His father, Juan, was a detective who also served as president of the Transit Police Hispanic Society. On Monday, after Commissioner Caban was sworn in, his father stood next to him weeping, as the commissioner marveled at the path his career had taken.

Commissioner Caban’s father, Juan, stood next to him as he was sworn in.Credit…Jefferson Siegel for The New York Times

“Police Officer Eddie Caban could not walk into a 4-0 precinct, look up at the leadership photos hanging on the wall and envision his future,” he said. His father pushed him to strive for higher positions.

“Take the test, son,” Commissioner Caban recalled his father saying. “‘Promotions will earn you a seat at the table.’”

He called becoming the first Latino commissioner “an honor of the highest measure.”

“I hope there is a young man, a college student or a military veteran who hears about my new assignment today, and it sparks the question, ‘What if?’” he said. “To them I say: The N.Y.P.D. wants you, the N.Y.P.D. needs you and your commissioner has plenty for you to do. So come join us.”

Commissioner Caban’s rise was not without some turbulence. In 1997, the Civilian Complaint Review Board, an oversight agency, recommended that he be punished after he refused to give a woman the names of two officers who were accused of cursing at her and threatening her. In 2006, the board found that he had abused his authority as a captain when he arrested a man on disorderly conduct charges after the man refused to provide identification.

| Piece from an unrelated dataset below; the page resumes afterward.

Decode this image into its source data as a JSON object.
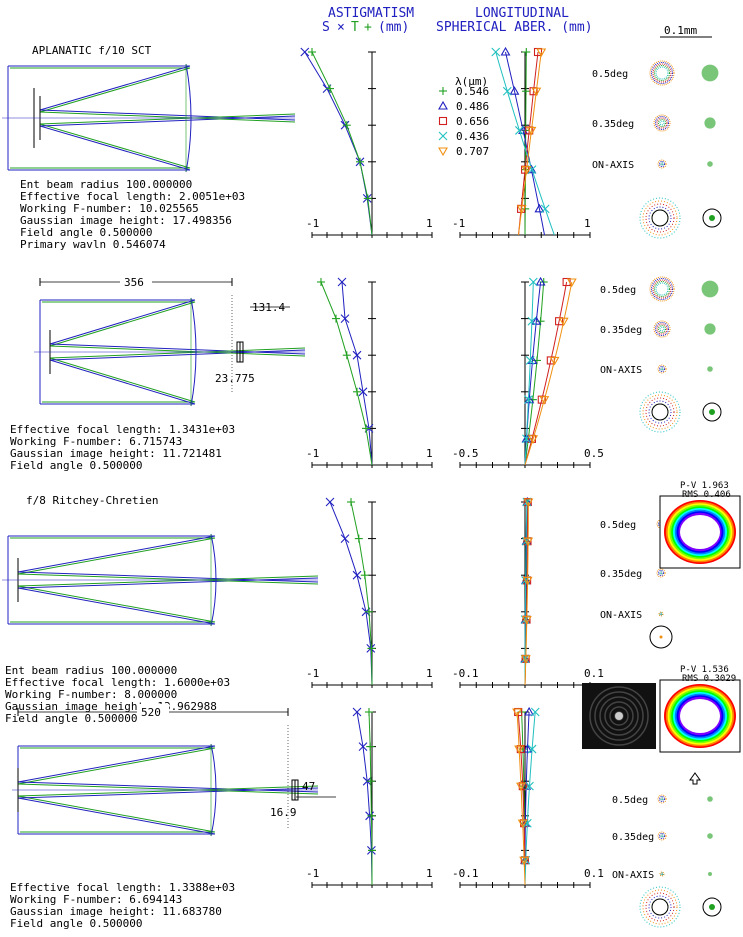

The Legal Aid Society, the city’s largest provider of criminal and civil services for indigent clients, said Mr. Caban has a lot of work ahead to win the trust of residents, who the society said fear the police are becoming too aggressive in poorer and more crime-ridden neighborhoods.

“This starts with acknowledging that law enforcement isn’t a panacea for many community issues,” the society said in a statement, adding that initiatives that examine crime as a public health problem are more effective than hard-line, traditional law enforcement.

But police and city leaders said that Commissioner Caban has ingratiated himself with the rank and file and many community members, who find him approachable and even-keeled. He has encouraged younger officers to take promotional exams.

In 2022, when he became first deputy commissioner, he gave members of the Gay Officers Action League his phone number and expressed genuine concern that the department had not promoted more gay officers, said Brian Downey, a detective and president of the group.

“He’s a remarkable people person,” Detective Downey said. “He wants to help people, which is why I think most of us become cops in the first place.”

Christopher Mercado, a retired lieutenant who teaches policing and public management at John Jay College of Criminal Justice in Manhattan, worked under Commissioner Caban in the 1990s.

“He was always energized by the job,” he said. “He liked working in policing, he was infectious about it, and as a rookie, you wanted to be around that.”

To Hispanic officers, his promotion “means a lot,” he said.

But, he said, Mr. Caban is “going to have a full plate,” with pressure to keep crime down and with a mayor who is deeply involved with the department.

“It would be foolish to think that City Hall would not have some kind of input,” he said.

Still, he said, Commissioner Caban “knows how to read people.”

“He knows most of the executives in the N.Y.P.D. and in City Hall,” Mr. Mercado said. “And when to push back on certain things.”

Chelsia Rose Marcius contributed reporting.